Depression can happen to anyone at any stage of life. However, many older adults may experience symptoms of depression during a period of change in their lives. Experiencing symptoms of depression can occur for a variety of reasons. For some, depression can occur after a major life event or a serious illness, while others may experience depression as a result of social illness and loneliness. Not to mention—some seniors may feel depressed without any reason at all.
Experiencing symptoms of depression can make them feel hopeless, often leaving older adults with many symptoms. Despite how hopeless depression may feel, help is available. Below, learn more about the available resources to help you manage depression as a senior.
Factors Linked to Depression in Aging Adults
As mentioned above, aging adults can experience depression for many reasons. One common risk factor includes dealing with other health conditions, such as cancer or a stroke. Others may find that the functional limitations of aging (changing body abilities) may cause depression. Other common risk factors include lack of exercise, stress, issues sleeping, genetic factors, or a history of addiction or alcoholism.
Symptoms of Depression
Depression can look entirely different from person to person. You may experience some of these symptoms, one of these symptoms, or none at all. Some symptoms commonly associated with depression include:
- Feeling sad or anxious
- Feelings of emptiness
- Difficulty sleeping or concentrating
- Less energy, increased fatigue
- Feeling hopeless or worthless
- Changes in eating patterns
- Loss of interest in activities
It's important to speak with your doctor about the symptoms of depression you are experiencing.
Steps to Take for Managing Depression
If you've experienced symptoms of depression as an older adult, know you're not alone. While depression cannot be prevented, you can help improve symptoms and receive supportive treatment. Many people experiencing depression tend to shut down, closing off outside help and keeping their feelings to themselves. While this may seem like a great idea, keeping your feelings to yourself and isolating yourself can make depression symptoms worse.
Instead, look for support in your social circle of family and friends. Keeping active in the activities you enjoy and maintaining social connections can help improve your overall mental health. Whether trying something new, like a club or a sport or staying physically active by walking, keeping your body and mind active can help improve depression symptoms.

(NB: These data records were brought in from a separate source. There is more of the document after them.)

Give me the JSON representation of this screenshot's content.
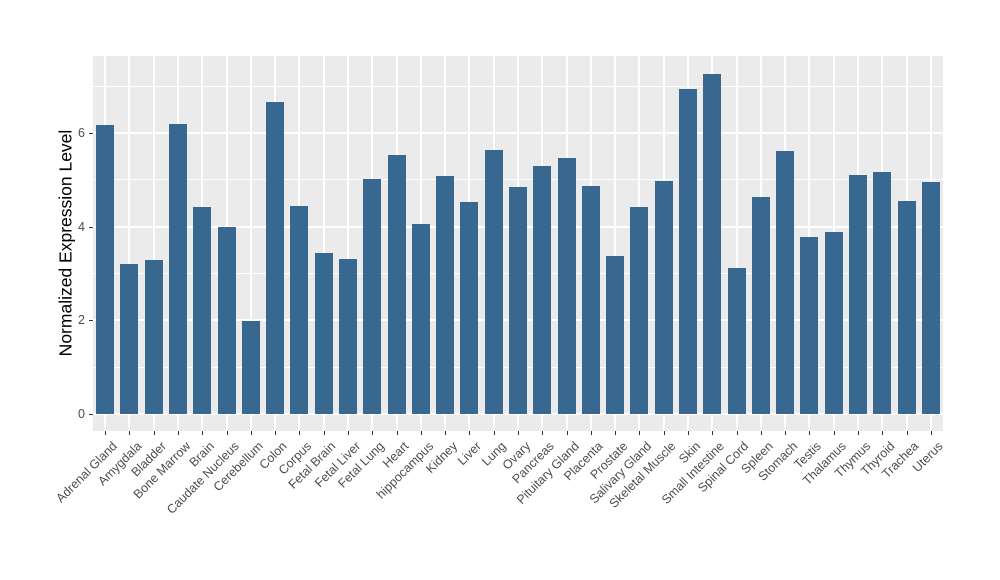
{
  "figure": {
    "type": "bar-chart",
    "background_color": "#ffffff",
    "panel_color": "#ebebeb",
    "gridline_color": "#ffffff",
    "bar_color": "#38678f",
    "axis_text_color": "#4d4d4d",
    "axis_title_color": "#000000"
  },
  "chart_data": {
    "type": "bar",
    "title": "",
    "xlabel": "",
    "ylabel": "Normalized Expression Level",
    "ylim": [
      0,
      7.64
    ],
    "y_major_ticks": [
      0,
      2,
      4,
      6
    ],
    "y_minor_ticks": [
      1,
      3,
      5,
      7
    ],
    "grid": true,
    "legend_position": "none",
    "categories": [
      "Adrenal Gland",
      "Amygdala",
      "Bladder",
      "Bone Marrow",
      "Brain",
      "Caudate Nucleus",
      "Cerebellum",
      "Colon",
      "Corpus",
      "Fetal Brain",
      "Fetal Liver",
      "Fetal Lung",
      "Heart",
      "hippocampus",
      "Kidney",
      "Liver",
      "Lung",
      "Ovary",
      "Pancreas",
      "Pituitary Gland",
      "Placenta",
      "Prostate",
      "Salivary Gland",
      "Skeletal Muscle",
      "Skin",
      "Small Intestine",
      "Spinal Cord",
      "Spleen",
      "Stomach",
      "Testis",
      "Thalamus",
      "Thymus",
      "Thyroid",
      "Trachea",
      "Uterus"
    ],
    "values": [
      6.17,
      3.2,
      3.29,
      6.2,
      4.41,
      3.99,
      1.99,
      6.67,
      4.44,
      3.43,
      3.31,
      5.02,
      5.54,
      4.06,
      5.09,
      4.52,
      5.64,
      4.85,
      5.3,
      5.47,
      4.87,
      3.38,
      4.41,
      4.98,
      6.93,
      7.27,
      3.11,
      4.63,
      5.62,
      3.77,
      3.89,
      5.1,
      5.16,
      4.55,
      4.95
    ]
  }
}
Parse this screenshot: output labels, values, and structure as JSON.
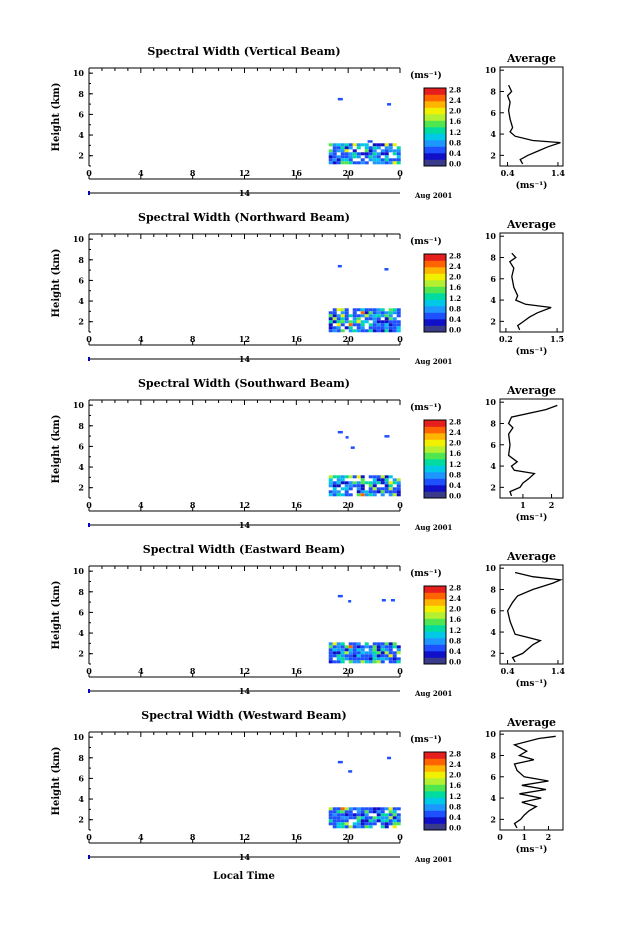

It may take time to find what helps you personally manage depression symptoms. Some older adults find relief in participating in community activities, traveling, or learning a new skill. Furthermore, supporting your body with healthy nutrition and enough sleep each night is important to enhancing your overall mood.
When it comes to managing symptoms of depression, you're not alone. Speak with your friends and family to find support. And, of course, speak to your doctor or healthcare team about your symptoms to get you the treatment you need.